Sevda Gazozcusu herkesin geçmişine dokunan bir yer. Öyle ki kimi hamile eşi için gece yarısı dükkân açtırıp memleketinin gazozunu alıyor kimi de vefat eden ve gazozu çok seven eşinin anısını bu mekânda onun en sevdiği gazozu içerek yaşatıyor.
Mahmut Saklı, açtığı ilk işletmesinin bir gazozcu olmadığını ama orada gazozcunun ilk adımlarını attığını şu sözlerle dile getirdi:
"Yaptığım araştırma ve çalışmalar sonunda ilk işletmemde kendime yaklaşık 40 çeşit gazozla vitrin yaptım. Bu sırada üniversite hayatım da devam ediyordu. Sonra kafamda bir gazozcu dükkânı açma fikri oluştu. O gün Vefa semtinde ilk gazozcu dükkânımızı açtığımız yer boşalmış ve kiralık duruma düşmüştü. O gün şakayla karışık 'buraya acaba gazozcu mu açsak' düşüncem bugün Türkiye'de yepyeni bir kapı araladı."
120 ÇEŞİT GAZOZ SATIYOR
"2016 senesinde Vefa semtinde bu projede her zaman bana destek veren ortağım Anıl Karacaer ile ilk gazoz işletmemizi açtık. 40 çeşitle başlayan sürecimiz 100'e ulaştı" diyen Mahmut Saklı, sözlerine şöyle devam etti:
"40-50 farklı şehir, 100’lerce çeşit gazoz, 20'den fazla farklı aroma bizi çok farklı hayallere ve başarılara taşıdı. Artan ilgi bize Balat'ta da bir yer açmayı nasip etti. Orada da ilgi her zaman çok büyük oldu. Şimdi ise Safranbolu şubemiz açıldı, ilk şehir dışı projemiz de çok büyük ilgiyle karşılandı. Bizim için çok gurur verici oldu."
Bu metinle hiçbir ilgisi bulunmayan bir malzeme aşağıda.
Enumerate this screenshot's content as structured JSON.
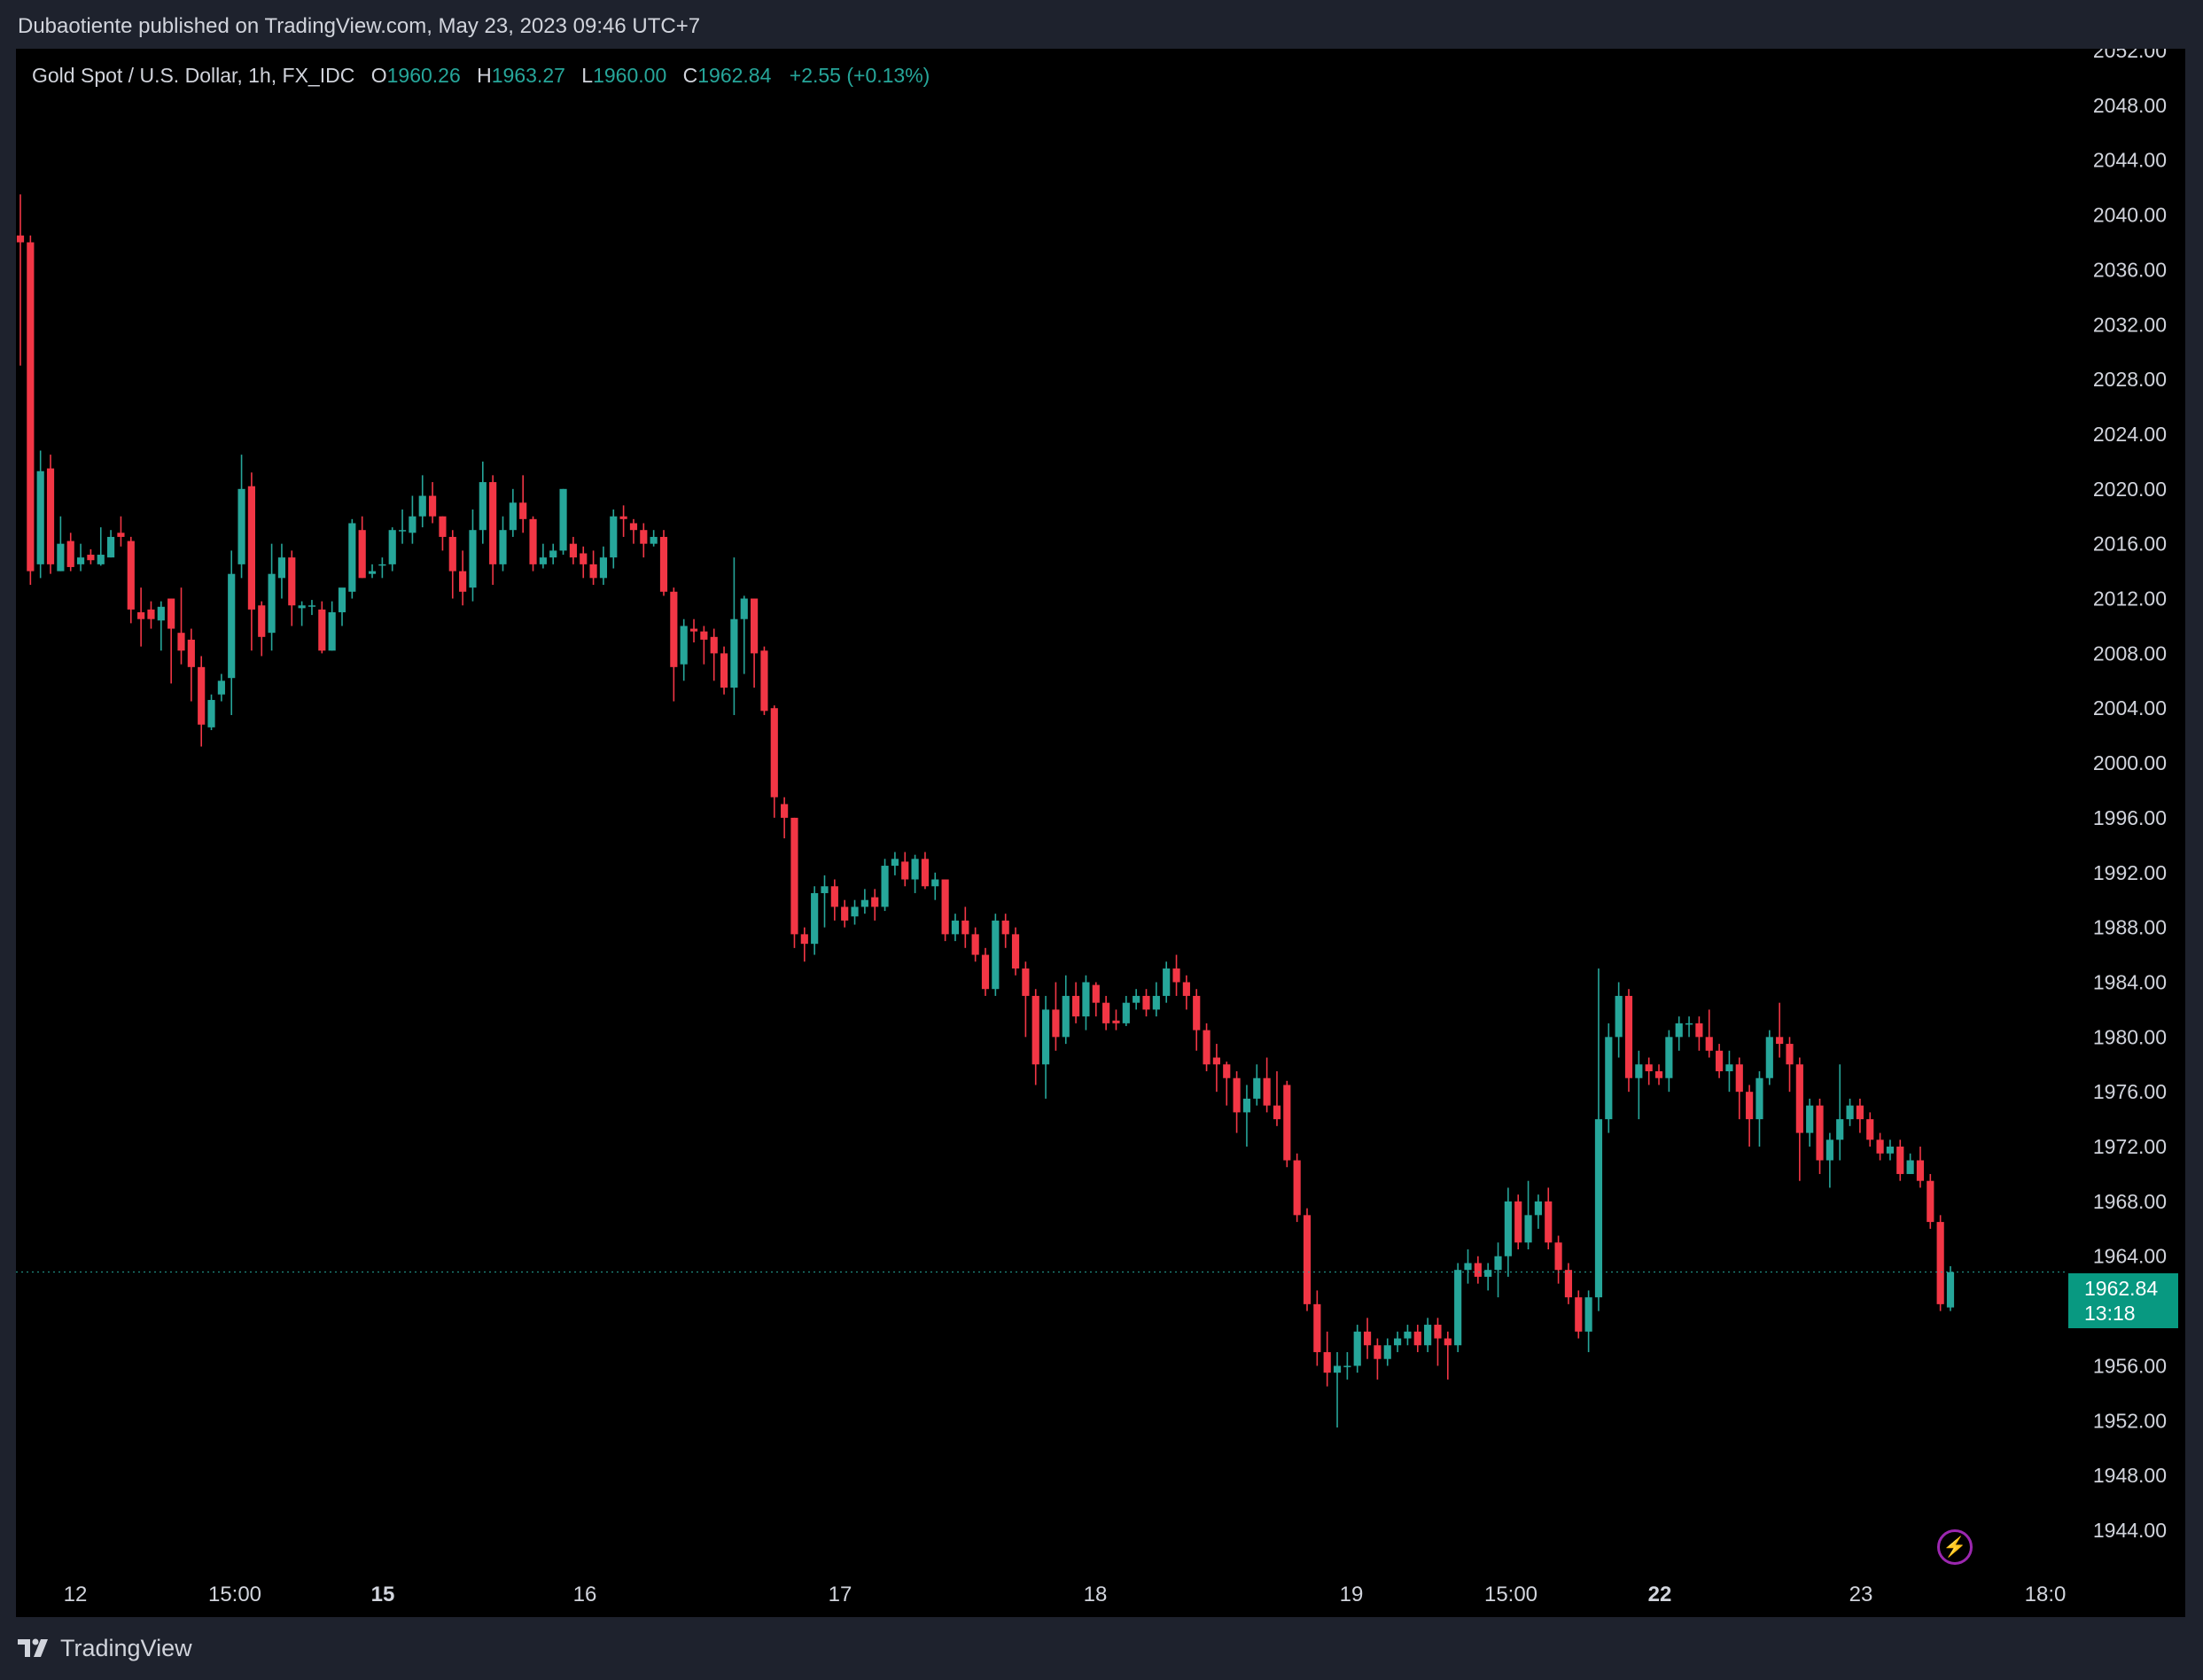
{
  "header": {
    "published_text": "Dubaotiente published on TradingView.com, May 23, 2023 09:46 UTC+7"
  },
  "legend": {
    "symbol": "Gold Spot / U.S. Dollar, 1h, FX_IDC",
    "open_label": "O",
    "open": "1960.26",
    "high_label": "H",
    "high": "1963.27",
    "low_label": "L",
    "low": "1960.00",
    "close_label": "C",
    "close": "1962.84",
    "change": "+2.55 (+0.13%)"
  },
  "price_badge": {
    "price": "1962.84",
    "countdown": "13:18"
  },
  "footer": {
    "brand": "TradingView"
  },
  "colors": {
    "up": "#26a69a",
    "down": "#f23645",
    "background": "#000000",
    "frame": "#1e222d",
    "last_price_line": "#26a69a",
    "badge": "#089981"
  },
  "icons": {
    "flash": "lightning-bolt-icon",
    "logo": "tradingview-logo-icon"
  },
  "chart_data": {
    "type": "candlestick",
    "title": "Gold Spot / U.S. Dollar, 1h, FX_IDC",
    "y_ticks": [
      "2052.00",
      "2048.00",
      "2044.00",
      "2040.00",
      "2036.00",
      "2032.00",
      "2028.00",
      "2024.00",
      "2020.00",
      "2016.00",
      "2012.00",
      "2008.00",
      "2004.00",
      "2000.00",
      "1996.00",
      "1992.00",
      "1988.00",
      "1984.00",
      "1980.00",
      "1976.00",
      "1972.00",
      "1968.00",
      "1964.00",
      "1960.00",
      "1956.00",
      "1952.00",
      "1948.00",
      "1944.00"
    ],
    "ylim": [
      1942,
      2052
    ],
    "x_ticks": [
      {
        "label": "12",
        "bold": false
      },
      {
        "label": "15:00",
        "bold": false
      },
      {
        "label": "15",
        "bold": true
      },
      {
        "label": "16",
        "bold": false
      },
      {
        "label": "17",
        "bold": false
      },
      {
        "label": "18",
        "bold": false
      },
      {
        "label": "19",
        "bold": false
      },
      {
        "label": "15:00",
        "bold": false
      },
      {
        "label": "22",
        "bold": true
      },
      {
        "label": "23",
        "bold": false
      },
      {
        "label": "18:0",
        "bold": false
      }
    ],
    "last_price": 1962.84,
    "grid": false,
    "candles": [
      [
        2038.5,
        2038.0,
        2041.5,
        2029.0
      ],
      [
        2038.0,
        2014.0,
        2038.5,
        2013.0
      ],
      [
        2014.5,
        2021.3,
        2022.8,
        2013.5
      ],
      [
        2021.5,
        2014.5,
        2022.5,
        2013.8
      ],
      [
        2014.0,
        2016.0,
        2018.0,
        2014.0
      ],
      [
        2016.2,
        2014.3,
        2016.8,
        2014.0
      ],
      [
        2014.5,
        2015.0,
        2016.0,
        2014.0
      ],
      [
        2015.2,
        2014.8,
        2015.6,
        2014.5
      ],
      [
        2014.5,
        2015.2,
        2017.2,
        2014.4
      ],
      [
        2015.0,
        2016.5,
        2017.0,
        2015.0
      ],
      [
        2016.8,
        2016.5,
        2018.0,
        2015.8
      ],
      [
        2016.2,
        2011.2,
        2016.5,
        2010.2
      ],
      [
        2011.0,
        2010.5,
        2012.8,
        2008.5
      ],
      [
        2011.2,
        2010.5,
        2011.8,
        2009.8
      ],
      [
        2010.4,
        2011.4,
        2011.8,
        2008.2
      ],
      [
        2012.0,
        2009.8,
        2012.0,
        2005.8
      ],
      [
        2009.5,
        2008.2,
        2012.8,
        2007.2
      ],
      [
        2009.0,
        2007.0,
        2009.8,
        2004.5
      ],
      [
        2007.0,
        2002.8,
        2007.8,
        2001.2
      ],
      [
        2002.6,
        2004.6,
        2005.0,
        2002.4
      ],
      [
        2005.0,
        2006.0,
        2006.5,
        2004.5
      ],
      [
        2006.2,
        2013.8,
        2015.5,
        2003.5
      ],
      [
        2014.5,
        2020.0,
        2022.5,
        2013.5
      ],
      [
        2020.2,
        2011.2,
        2021.2,
        2008.2
      ],
      [
        2011.5,
        2009.2,
        2011.8,
        2007.8
      ],
      [
        2009.5,
        2013.8,
        2016.0,
        2008.2
      ],
      [
        2013.5,
        2015.0,
        2016.0,
        2012.0
      ],
      [
        2015.0,
        2011.5,
        2015.5,
        2010.0
      ],
      [
        2011.3,
        2011.5,
        2011.8,
        2010.0
      ],
      [
        2011.5,
        2011.5,
        2011.9,
        2010.8
      ],
      [
        2011.2,
        2008.2,
        2011.8,
        2008.0
      ],
      [
        2008.2,
        2011.0,
        2011.8,
        2008.2
      ],
      [
        2011.0,
        2012.8,
        2012.0,
        2010.0
      ],
      [
        2012.5,
        2017.5,
        2017.8,
        2012.0
      ],
      [
        2017.0,
        2013.5,
        2018.0,
        2013.5
      ],
      [
        2013.8,
        2014.0,
        2014.5,
        2013.5
      ],
      [
        2014.5,
        2014.5,
        2015.0,
        2013.5
      ],
      [
        2014.5,
        2017.0,
        2017.2,
        2014.0
      ],
      [
        2017.0,
        2017.0,
        2018.5,
        2016.0
      ],
      [
        2016.8,
        2018.0,
        2019.5,
        2016.0
      ],
      [
        2018.0,
        2019.5,
        2021.0,
        2017.2
      ],
      [
        2019.5,
        2018.0,
        2020.5,
        2017.5
      ],
      [
        2018.0,
        2016.5,
        2018.0,
        2015.5
      ],
      [
        2016.5,
        2014.0,
        2017.0,
        2012.0
      ],
      [
        2014.0,
        2012.5,
        2015.5,
        2011.5
      ],
      [
        2012.8,
        2017.0,
        2018.5,
        2011.8
      ],
      [
        2017.0,
        2020.5,
        2022.0,
        2016.0
      ],
      [
        2020.5,
        2014.5,
        2021.0,
        2013.0
      ],
      [
        2014.5,
        2017.0,
        2018.0,
        2014.0
      ],
      [
        2017.0,
        2019.0,
        2020.0,
        2016.5
      ],
      [
        2019.0,
        2017.8,
        2021.0,
        2016.8
      ],
      [
        2017.8,
        2014.5,
        2018.0,
        2014.0
      ],
      [
        2014.5,
        2015.0,
        2016.0,
        2014.2
      ],
      [
        2015.0,
        2015.5,
        2016.0,
        2014.5
      ],
      [
        2015.5,
        2020.0,
        2020.0,
        2015.2
      ],
      [
        2016.0,
        2015.0,
        2016.5,
        2014.5
      ],
      [
        2015.3,
        2014.5,
        2015.8,
        2013.5
      ],
      [
        2014.5,
        2013.5,
        2015.5,
        2013.0
      ],
      [
        2013.5,
        2015.0,
        2015.8,
        2013.0
      ],
      [
        2015.0,
        2018.0,
        2018.5,
        2014.2
      ],
      [
        2018.0,
        2017.8,
        2018.8,
        2016.5
      ],
      [
        2017.5,
        2017.0,
        2017.8,
        2016.0
      ],
      [
        2017.0,
        2016.0,
        2017.5,
        2015.0
      ],
      [
        2016.0,
        2016.5,
        2017.0,
        2015.8
      ],
      [
        2016.5,
        2012.5,
        2017.0,
        2012.2
      ],
      [
        2012.5,
        2007.0,
        2012.8,
        2004.5
      ],
      [
        2007.2,
        2010.0,
        2010.5,
        2006.0
      ],
      [
        2009.8,
        2009.6,
        2010.5,
        2008.8
      ],
      [
        2009.6,
        2009.0,
        2010.0,
        2007.2
      ],
      [
        2009.2,
        2008.0,
        2009.8,
        2006.0
      ],
      [
        2008.0,
        2005.5,
        2008.5,
        2005.0
      ],
      [
        2005.5,
        2010.5,
        2015.0,
        2003.5
      ],
      [
        2010.5,
        2012.0,
        2012.2,
        2006.5
      ],
      [
        2012.0,
        2008.0,
        2012.0,
        2005.5
      ],
      [
        2008.2,
        2003.8,
        2008.5,
        2003.5
      ],
      [
        2004.0,
        1997.5,
        2004.2,
        1996.0
      ],
      [
        1997.0,
        1996.0,
        1997.5,
        1994.5
      ],
      [
        1996.0,
        1987.5,
        1996.0,
        1986.5
      ],
      [
        1987.5,
        1986.8,
        1988.0,
        1985.5
      ],
      [
        1986.8,
        1990.5,
        1991.0,
        1986.0
      ],
      [
        1990.5,
        1991.0,
        1991.8,
        1988.0
      ],
      [
        1991.0,
        1989.5,
        1991.5,
        1988.5
      ],
      [
        1989.5,
        1988.5,
        1990.0,
        1988.0
      ],
      [
        1988.8,
        1989.5,
        1990.0,
        1988.2
      ],
      [
        1989.5,
        1990.0,
        1990.8,
        1989.0
      ],
      [
        1990.2,
        1989.5,
        1990.8,
        1988.5
      ],
      [
        1989.5,
        1992.5,
        1993.0,
        1989.2
      ],
      [
        1992.5,
        1993.0,
        1993.5,
        1991.8
      ],
      [
        1992.8,
        1991.5,
        1993.5,
        1991.0
      ],
      [
        1991.5,
        1993.0,
        1993.3,
        1990.5
      ],
      [
        1993.0,
        1991.0,
        1993.5,
        1990.8
      ],
      [
        1991.0,
        1991.5,
        1992.0,
        1990.0
      ],
      [
        1991.5,
        1987.5,
        1991.5,
        1987.0
      ],
      [
        1987.5,
        1988.5,
        1989.0,
        1987.0
      ],
      [
        1988.5,
        1987.5,
        1989.5,
        1986.5
      ],
      [
        1987.5,
        1986.0,
        1988.0,
        1985.5
      ],
      [
        1986.0,
        1983.5,
        1986.5,
        1983.0
      ],
      [
        1983.5,
        1988.5,
        1989.0,
        1983.0
      ],
      [
        1988.5,
        1987.5,
        1989.0,
        1986.5
      ],
      [
        1987.5,
        1985.0,
        1988.0,
        1984.5
      ],
      [
        1985.0,
        1983.0,
        1985.5,
        1980.0
      ],
      [
        1983.0,
        1978.0,
        1983.5,
        1976.5
      ],
      [
        1978.0,
        1982.0,
        1983.0,
        1975.5
      ],
      [
        1982.0,
        1980.0,
        1984.0,
        1979.0
      ],
      [
        1980.0,
        1983.0,
        1984.5,
        1979.5
      ],
      [
        1983.0,
        1981.5,
        1984.0,
        1981.0
      ],
      [
        1981.5,
        1984.0,
        1984.5,
        1980.5
      ],
      [
        1983.8,
        1982.5,
        1984.0,
        1981.5
      ],
      [
        1982.5,
        1981.0,
        1983.0,
        1980.5
      ],
      [
        1981.2,
        1981.0,
        1982.0,
        1980.5
      ],
      [
        1981.0,
        1982.5,
        1983.0,
        1980.8
      ],
      [
        1982.5,
        1983.0,
        1983.5,
        1982.0
      ],
      [
        1983.0,
        1982.0,
        1983.5,
        1981.5
      ],
      [
        1982.0,
        1983.0,
        1984.0,
        1981.5
      ],
      [
        1983.0,
        1985.0,
        1985.5,
        1982.5
      ],
      [
        1985.0,
        1984.0,
        1986.0,
        1983.0
      ],
      [
        1984.0,
        1983.0,
        1984.5,
        1982.0
      ],
      [
        1983.0,
        1980.5,
        1983.5,
        1979.0
      ],
      [
        1980.5,
        1978.0,
        1981.0,
        1977.5
      ],
      [
        1978.5,
        1978.0,
        1979.5,
        1976.0
      ],
      [
        1978.0,
        1977.0,
        1978.2,
        1975.0
      ],
      [
        1977.0,
        1974.5,
        1977.5,
        1973.0
      ],
      [
        1974.5,
        1975.5,
        1976.5,
        1972.0
      ],
      [
        1975.5,
        1977.0,
        1978.0,
        1975.0
      ],
      [
        1977.0,
        1975.0,
        1978.5,
        1974.5
      ],
      [
        1975.0,
        1974.0,
        1977.5,
        1973.5
      ],
      [
        1976.5,
        1971.0,
        1976.8,
        1970.5
      ],
      [
        1971.0,
        1967.0,
        1971.5,
        1966.5
      ],
      [
        1967.0,
        1960.5,
        1967.5,
        1960.0
      ],
      [
        1960.5,
        1957.0,
        1961.5,
        1956.0
      ],
      [
        1957.0,
        1955.5,
        1958.5,
        1954.5
      ],
      [
        1955.5,
        1956.0,
        1957.0,
        1951.5
      ],
      [
        1956.0,
        1956.0,
        1957.0,
        1955.0
      ],
      [
        1956.0,
        1958.5,
        1959.0,
        1955.5
      ],
      [
        1958.5,
        1957.5,
        1959.5,
        1956.5
      ],
      [
        1957.5,
        1956.5,
        1958.0,
        1955.0
      ],
      [
        1956.5,
        1957.5,
        1958.0,
        1956.0
      ],
      [
        1957.5,
        1958.0,
        1958.5,
        1957.0
      ],
      [
        1958.0,
        1958.5,
        1959.0,
        1957.5
      ],
      [
        1958.5,
        1957.5,
        1959.0,
        1957.0
      ],
      [
        1957.5,
        1959.0,
        1959.5,
        1957.0
      ],
      [
        1959.0,
        1958.0,
        1959.5,
        1956.0
      ],
      [
        1958.0,
        1957.5,
        1958.5,
        1955.0
      ],
      [
        1957.5,
        1963.0,
        1963.5,
        1957.0
      ],
      [
        1963.0,
        1963.5,
        1964.5,
        1962.0
      ],
      [
        1963.5,
        1962.5,
        1964.0,
        1962.0
      ],
      [
        1962.5,
        1963.0,
        1963.5,
        1961.5
      ],
      [
        1963.0,
        1964.0,
        1965.0,
        1961.0
      ],
      [
        1964.0,
        1968.0,
        1969.0,
        1962.5
      ],
      [
        1968.0,
        1965.0,
        1968.5,
        1964.5
      ],
      [
        1965.0,
        1967.0,
        1969.5,
        1964.5
      ],
      [
        1967.0,
        1968.0,
        1968.5,
        1966.0
      ],
      [
        1968.0,
        1965.0,
        1969.0,
        1964.5
      ],
      [
        1965.0,
        1963.0,
        1965.5,
        1962.0
      ],
      [
        1963.0,
        1961.0,
        1963.5,
        1960.5
      ],
      [
        1961.0,
        1958.5,
        1961.5,
        1958.0
      ],
      [
        1958.5,
        1961.0,
        1961.5,
        1957.0
      ],
      [
        1961.0,
        1974.0,
        1985.0,
        1960.0
      ],
      [
        1974.0,
        1980.0,
        1981.0,
        1973.0
      ],
      [
        1980.0,
        1983.0,
        1984.0,
        1978.5
      ],
      [
        1983.0,
        1977.0,
        1983.5,
        1976.0
      ],
      [
        1977.0,
        1978.0,
        1979.0,
        1974.0
      ],
      [
        1978.0,
        1977.5,
        1978.5,
        1976.5
      ],
      [
        1977.5,
        1977.0,
        1978.0,
        1976.5
      ],
      [
        1977.0,
        1980.0,
        1980.5,
        1976.0
      ],
      [
        1980.0,
        1981.0,
        1981.5,
        1979.0
      ],
      [
        1981.0,
        1981.0,
        1981.5,
        1980.0
      ],
      [
        1981.0,
        1980.0,
        1981.5,
        1979.0
      ],
      [
        1980.0,
        1979.0,
        1982.0,
        1978.5
      ],
      [
        1979.0,
        1977.5,
        1979.5,
        1977.0
      ],
      [
        1977.5,
        1978.0,
        1979.0,
        1976.0
      ],
      [
        1978.0,
        1976.0,
        1978.5,
        1974.0
      ],
      [
        1976.0,
        1974.0,
        1976.5,
        1972.0
      ],
      [
        1974.0,
        1977.0,
        1977.5,
        1972.0
      ],
      [
        1977.0,
        1980.0,
        1980.5,
        1976.5
      ],
      [
        1980.0,
        1979.5,
        1982.5,
        1978.5
      ],
      [
        1979.5,
        1978.0,
        1980.0,
        1976.0
      ],
      [
        1978.0,
        1973.0,
        1978.5,
        1969.5
      ],
      [
        1973.0,
        1975.0,
        1975.5,
        1972.0
      ],
      [
        1975.0,
        1971.0,
        1975.5,
        1970.0
      ],
      [
        1971.0,
        1972.5,
        1973.0,
        1969.0
      ],
      [
        1972.5,
        1974.0,
        1978.0,
        1971.0
      ],
      [
        1974.0,
        1975.0,
        1975.5,
        1973.5
      ],
      [
        1975.0,
        1974.0,
        1975.5,
        1973.0
      ],
      [
        1974.0,
        1972.5,
        1974.5,
        1972.0
      ],
      [
        1972.5,
        1971.5,
        1973.0,
        1971.0
      ],
      [
        1971.5,
        1972.0,
        1972.5,
        1971.0
      ],
      [
        1972.0,
        1970.0,
        1972.5,
        1969.5
      ],
      [
        1970.0,
        1971.0,
        1971.5,
        1970.0
      ],
      [
        1971.0,
        1969.5,
        1972.0,
        1969.0
      ],
      [
        1969.5,
        1966.5,
        1970.0,
        1966.0
      ],
      [
        1966.5,
        1960.5,
        1967.0,
        1960.0
      ],
      [
        1960.26,
        1962.84,
        1963.27,
        1960.0
      ]
    ]
  }
}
Şu an yaklaşık 100-150 gazoz üreticisinin olduğuna ama bunun sürekli artıp azalarak değiştiğine vurgu yapan Saklı, gazoz tercihlerinin de çok değişken olduğunu söyledi. "Herkesin yaş grubu ve damak tadına göre lezzetler değişiyor" diyen Saklı, “Bizdeki çok fazla çeşit ve aroma insanların aklını karıştırıyor açıkçası ve genelde gelenler de damağına en uygun hangisi ise onu tercih ediyor. Ben mesela sade olanları daha çok severim. Ancak bazı misafirlerimiz aromalı ürünleri daha çok seviyor" yorumunda bulundu. Kendi gazozlarını da ürettiklerin söyleyen Mahmut Saklı, "Ben çok daha iyi yerlere geleceğine inanıyorum. Şimdi kendi gazozumuzu da ürettik. Eski mahalle gazozları gibi o anda dükkânın içinde yapıp satıyoruz. Yakında kendi markamız ile şişe gazoz üretimi de başlayacak" detayını paylaştı.